-Maurice Gaucher on Moraine Lake road: “Hi Bob — we had a great ski today –snowed steadily from our arrival at 10 am to departure at 2:15 pm — V40 worked great and the Tramline was fun. — Maurice”-
Last year, the Snow Gods tested our patience with a late ski season, then stopped the snow altogether in January. This year, they are smiling at us and rewarding our longsuffering with one of the earliest ski seasons in recent memory.
As I write this at 9:00 pm, my deck has an accumulation of 31 cm of good-quality snow, and it appears to be coming down everywhere in the mountains including Lake Louise, Banff, Canmore and K-Country. According to the Snow Forecast for Fortress Mountain, the heaviest snowfall was predicted for tonight with 15 cm.
Not much in Calgary yet, so I’ll be anxious to hear if West Bragg received anything.
The venues we have available for skiing this weekend will be determined by which trails the trail crews are able to pack and groom before Saturday.
A wild November day in K-Country
I was aware of the snowfall warning, so I left earlier than usual today. When I departed Canmore at 10:30 a.m, however, I could see the monster storm bearing down on me in my rear view mirror.
I made it as far as Kananaskis Village before the first snowflakes appeared. The road was snow-covered by the time I hit Fortress junction. A couple cm was on the ground at Pocaterra(lots of skier tracks going up the trail there). At Boulton creek I stopped to see yesterday’s grooming which was covered with about 3 cm of new snow and there were a few skier tracks heading up Whiskey Jack, and one vehicle still in the parking lot.
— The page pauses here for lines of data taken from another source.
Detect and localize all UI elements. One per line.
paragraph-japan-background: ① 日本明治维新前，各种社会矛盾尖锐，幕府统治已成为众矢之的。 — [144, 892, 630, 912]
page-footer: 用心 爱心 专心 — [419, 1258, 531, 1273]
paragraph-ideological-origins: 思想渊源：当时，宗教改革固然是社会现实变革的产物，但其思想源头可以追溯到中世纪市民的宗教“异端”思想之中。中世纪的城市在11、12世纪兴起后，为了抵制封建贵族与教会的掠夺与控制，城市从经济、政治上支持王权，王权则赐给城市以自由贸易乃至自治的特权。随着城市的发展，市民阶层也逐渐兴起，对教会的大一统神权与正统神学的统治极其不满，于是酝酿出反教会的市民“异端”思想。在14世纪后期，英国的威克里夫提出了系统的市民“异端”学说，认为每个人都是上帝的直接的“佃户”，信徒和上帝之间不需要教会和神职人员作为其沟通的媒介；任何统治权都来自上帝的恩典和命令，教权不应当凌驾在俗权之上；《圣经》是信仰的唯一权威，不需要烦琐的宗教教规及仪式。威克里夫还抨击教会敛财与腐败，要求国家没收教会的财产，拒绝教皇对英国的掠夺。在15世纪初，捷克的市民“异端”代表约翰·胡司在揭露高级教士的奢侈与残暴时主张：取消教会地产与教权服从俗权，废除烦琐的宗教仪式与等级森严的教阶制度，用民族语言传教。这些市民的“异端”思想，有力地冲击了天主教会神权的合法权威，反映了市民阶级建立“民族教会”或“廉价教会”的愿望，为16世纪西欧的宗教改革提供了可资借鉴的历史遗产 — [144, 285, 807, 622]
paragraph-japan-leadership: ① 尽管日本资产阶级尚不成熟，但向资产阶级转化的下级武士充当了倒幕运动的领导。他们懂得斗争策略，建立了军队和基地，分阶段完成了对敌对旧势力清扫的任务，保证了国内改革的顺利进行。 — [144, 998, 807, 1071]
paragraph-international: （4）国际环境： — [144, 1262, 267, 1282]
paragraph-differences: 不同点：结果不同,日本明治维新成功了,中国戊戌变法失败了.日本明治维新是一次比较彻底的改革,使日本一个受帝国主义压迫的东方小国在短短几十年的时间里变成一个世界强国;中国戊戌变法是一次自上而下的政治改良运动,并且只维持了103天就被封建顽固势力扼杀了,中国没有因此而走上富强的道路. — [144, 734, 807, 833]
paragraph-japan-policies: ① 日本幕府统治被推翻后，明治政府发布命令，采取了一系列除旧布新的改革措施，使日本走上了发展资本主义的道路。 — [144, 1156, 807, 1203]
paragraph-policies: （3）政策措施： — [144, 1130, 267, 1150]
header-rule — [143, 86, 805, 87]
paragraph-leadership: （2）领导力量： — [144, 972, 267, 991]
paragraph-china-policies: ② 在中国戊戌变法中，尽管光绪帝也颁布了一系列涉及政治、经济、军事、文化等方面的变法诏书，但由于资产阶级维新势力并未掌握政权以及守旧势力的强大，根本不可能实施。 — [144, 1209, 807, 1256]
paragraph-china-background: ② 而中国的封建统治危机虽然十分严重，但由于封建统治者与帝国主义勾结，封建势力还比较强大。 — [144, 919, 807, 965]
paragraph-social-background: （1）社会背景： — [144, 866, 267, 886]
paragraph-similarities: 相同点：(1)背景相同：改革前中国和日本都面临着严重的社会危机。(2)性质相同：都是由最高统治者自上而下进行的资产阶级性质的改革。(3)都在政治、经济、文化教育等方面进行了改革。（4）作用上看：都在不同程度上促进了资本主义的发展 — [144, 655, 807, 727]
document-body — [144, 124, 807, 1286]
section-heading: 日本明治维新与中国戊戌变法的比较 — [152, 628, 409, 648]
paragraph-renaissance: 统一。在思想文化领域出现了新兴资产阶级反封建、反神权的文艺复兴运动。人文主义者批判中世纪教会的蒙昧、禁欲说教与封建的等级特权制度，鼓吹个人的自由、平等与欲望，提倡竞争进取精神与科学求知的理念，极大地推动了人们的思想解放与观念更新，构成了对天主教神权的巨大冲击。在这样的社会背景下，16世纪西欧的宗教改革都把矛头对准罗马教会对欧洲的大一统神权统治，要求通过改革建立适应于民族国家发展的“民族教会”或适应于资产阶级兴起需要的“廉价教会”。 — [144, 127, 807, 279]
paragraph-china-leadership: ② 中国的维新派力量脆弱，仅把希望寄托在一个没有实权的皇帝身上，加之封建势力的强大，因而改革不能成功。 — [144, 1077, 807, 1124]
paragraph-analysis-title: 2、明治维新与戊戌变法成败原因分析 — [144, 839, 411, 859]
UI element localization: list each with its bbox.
I was full-out accosted at Elk pass. I could see that Jody had groomed the trail already this morning, but 5 cm of new snow obliterated any sign of corduroy. The wind was howling and the parking lot was a mess. My biggest concern was to escape before the monster had me buried, never to be seen again until spring. Throwing caution to the wind, I went for an exploratory ski.
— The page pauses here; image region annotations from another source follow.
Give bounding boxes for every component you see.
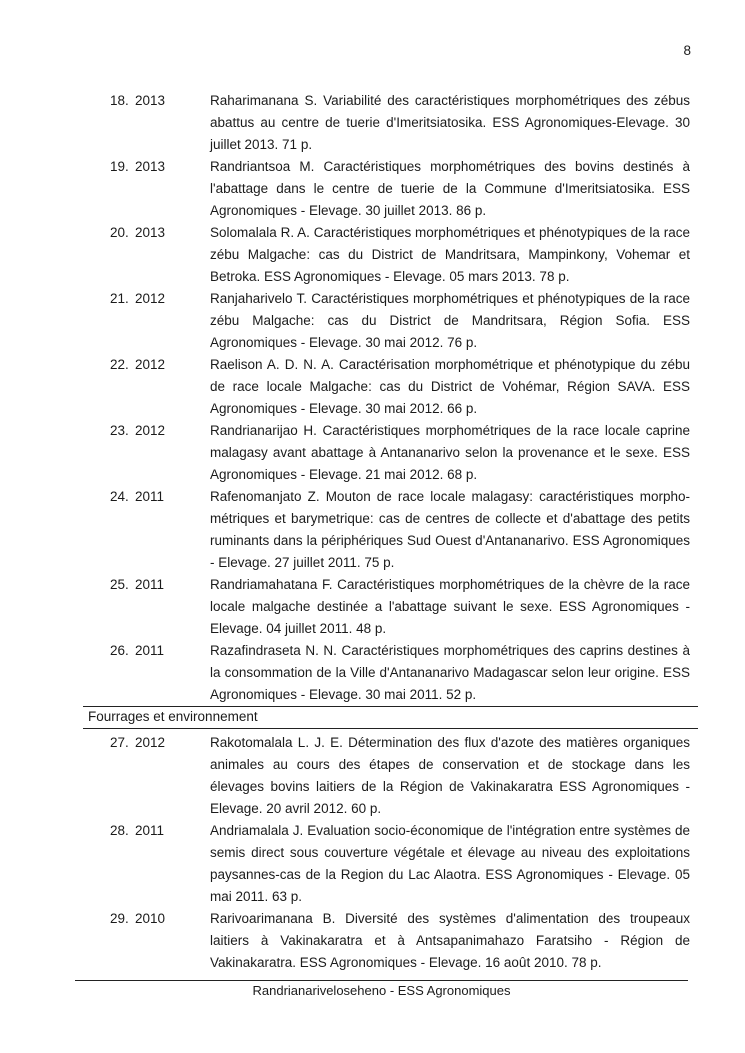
entry-citation: Andriamalala J. Evaluation socio-économique de l'intégration entre systèmes de semis direct sous couverture végétale et élevage au niveau des exploitations paysannes-cas de la Region du Lac Alaotra. ESS Agronomiques - Elevage. 05 mai 2011. 63 p. [210,823,690,904]
entry-year: 2011 [135,823,165,838]
entry-year: 2013 [135,159,166,174]
entry-citation: Razafindraseta N. N. Caractéristiques morphométriques des caprins destines à la consommation de la Ville d'Antananarivo Madagascar selon leur origine. ESS Agronomiques - Elevage. 30 mai 2011. 52 p. [210,643,690,702]
reference-entry [0,574,745,640]
entry-index [110,420,210,486]
entry-number: 28. [110,823,129,838]
reference-entry [0,288,745,354]
reference-entry [0,640,745,706]
entry-year: 2012 [135,423,166,438]
entry-index [110,222,210,288]
entry-number: 21. [110,291,129,306]
reference-entry [0,90,745,156]
entry-citation: Raelison A. D. N. A. Caractérisation morphométrique et phénotypique du zébu de race locale Malgache: cas du District de Vohémar, Région SAVA. ESS Agronomiques - Elevage. 30 mai 2012. 66 p. [210,357,690,416]
entry-year: 2010 [135,911,166,926]
entry-number: 19. [110,159,129,174]
entry-year: 2012 [135,357,166,372]
reference-entry [0,732,745,820]
reference-entry [0,908,745,974]
entry-index [110,732,210,820]
entry-number: 22. [110,357,129,372]
entry-citation: Randriantsoa M. Caractéristiques morphométriques des bovins destinés à l'abattage dans le centre de tuerie de la Commune d'Imeritsiatosika. ESS Agronomiques - Elevage. 30 juillet 2013. 86 p. [210,159,690,218]
footer-text: Randrianariveloseheno - ESS Agronomiques [252,983,511,998]
entry-number: 18. [110,93,129,108]
entry-year: 2013 [135,93,166,108]
entry-index [110,908,210,974]
entry-index [110,640,210,706]
entry-year: 2011 [135,643,165,658]
entry-year: 2012 [135,735,166,750]
entry-index [110,354,210,420]
entry-citation: Randrianarijao H. Caractéristiques morphométriques de la race locale caprine malagasy avant abattage à Antananarivo selon la provenance et le sexe. ESS Agronomiques - Elevage. 21 mai 2012. 68 p. [210,423,690,482]
reference-entry [0,820,745,908]
reference-entry [0,354,745,420]
section-heading: Fourrages et environnement [83,706,698,729]
entry-citation: Ranjaharivelo T. Caractéristiques morphométriques et phénotypiques de la race zébu Malgache: cas du District de Mandritsara, Région Sofia. ESS Agronomiques - Elevage. 30 mai 2012. 76 p. [210,291,690,350]
entry-number: 25. [110,577,129,592]
entry-number: 29. [110,911,129,926]
entry-citation: Randriamahatana F. Caractéristiques morphométriques de la chèvre de la race locale malgache destinée a l'abattage suivant le sexe. ESS Agronomiques - Elevage. 04 juillet 2011. 48 p. [210,577,690,636]
reference-entry [0,222,745,288]
entry-citation: Rarivoarimanana B. Diversité des systèmes d'alimentation des troupeaux laitiers à Vakinakaratra et à Antsapanimahazo Faratsiho - Région de Vakinakaratra. ESS Agronomiques - Elevage. 16 août 2010. 78 p. [210,911,690,970]
entry-year: 2011 [135,489,165,504]
entry-number: 24. [110,489,129,504]
reference-list [0,90,745,974]
entry-index [110,820,210,908]
entry-citation: Solomalala R. A. Caractéristiques morphométriques et phénotypiques de la race zébu Malgache: cas du District de Mandritsara, Mampinkony, Vohemar et Betroka. ESS Agronomiques - Elevage. 05 mars 2013. 78 p. [210,225,690,284]
entry-citation: Rafenomanjato Z. Mouton de race locale malagasy: caractéristiques morpho-métriques et barymetrique: cas de centres de collecte et d'abattage des petits ruminants dans la périphériques Sud Ouest d'Antananarivo. ESS Agronomiques - Elevage. 27 juillet 2011. 75 p. [210,489,690,570]
entry-year: 2012 [135,291,166,306]
entry-number: 23. [110,423,129,438]
entry-number: 26. [110,643,129,658]
entry-index [110,90,210,156]
entry-index [110,574,210,640]
entry-index [110,288,210,354]
entry-index [110,486,210,574]
reference-entry [0,156,745,222]
entry-citation: Rakotomalala L. J. E. Détermination des flux d'azote des matières organiques animales au cours des étapes de conservation et de stockage dans les élevages bovins laitiers de la Région de Vakinakaratra ESS Agronomiques - Elevage. 20 avril 2012. 60 p. [210,735,690,816]
entry-year: 2011 [135,577,165,592]
page-footer [75,980,688,999]
reference-entry [0,420,745,486]
entry-citation: Raharimanana S. Variabilité des caractéristiques morphométriques des zébus abattus au centre de tuerie d'Imeritsiatosika. ESS Agronomiques-Elevage. 30 juillet 2013. 71 p. [210,93,690,152]
page-number: 8 [683,43,691,58]
reference-entry [0,486,745,574]
entry-year: 2013 [135,225,166,240]
entry-index [110,156,210,222]
entry-number: 27. [110,735,129,750]
entry-number: 20. [110,225,129,240]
How did I know it was groomed? The truck and flatbed were in the parking lot. For the benefit of all the contestants, take note I said the trail was groomed, not trackset.
As soon as I started up the trail, the wind died down and I had surprisingly smooth sailing in the fresh snow. It was cold and powdery, not wet and heavy. The trees, laden with snow, seemed to say welcome back as I climbed that big hill with good grip(yesterday’s VR40 for -4/-12).
My tranquil exploration soon took a turn south when I reached the top of the hill. The wind was gale-force, creating large drifts across the trail. Paradoxically, this was my first sighting of corduroy, as the wind also cleared loose snow off the trail in a few places.
Fighting a fierce headwind for 300 metres, I then proceeded down the other side of the hill to the Fox creek junction. Calm and quiet prevailed once again.
At the Hydroline jct, the grooming on Elk pass stopped and proceeded up Hydroline. I wasn’t thrilled with the idea of skiing on Hydroline with a strong wind blowing, and the Elk pass trail had deep ungroomed snow.
I was concerned whether I’d be able to extricate myself from the parking lot, so decided it was time to turn back. I had skied a whole 2K!
Before descending the hill, which I was looking forward to with that fresh snow, I stopped and retrieved my sunglasses from my backpack. It would have been impossible to keep my eyes open without them while speeding down the hill in that falling snow.
As you can see, I was able to exit the parking lot and resurface, safe and sound!
My feelings are that any new grooming will be completely covered with fresh snow by tonight. It won’t be wasted effort, however, because it will be a lot easier to groom and trackset now that a solid base has been established.
The hut is open, and the PLPP Visitor Centre reopens tomorrow.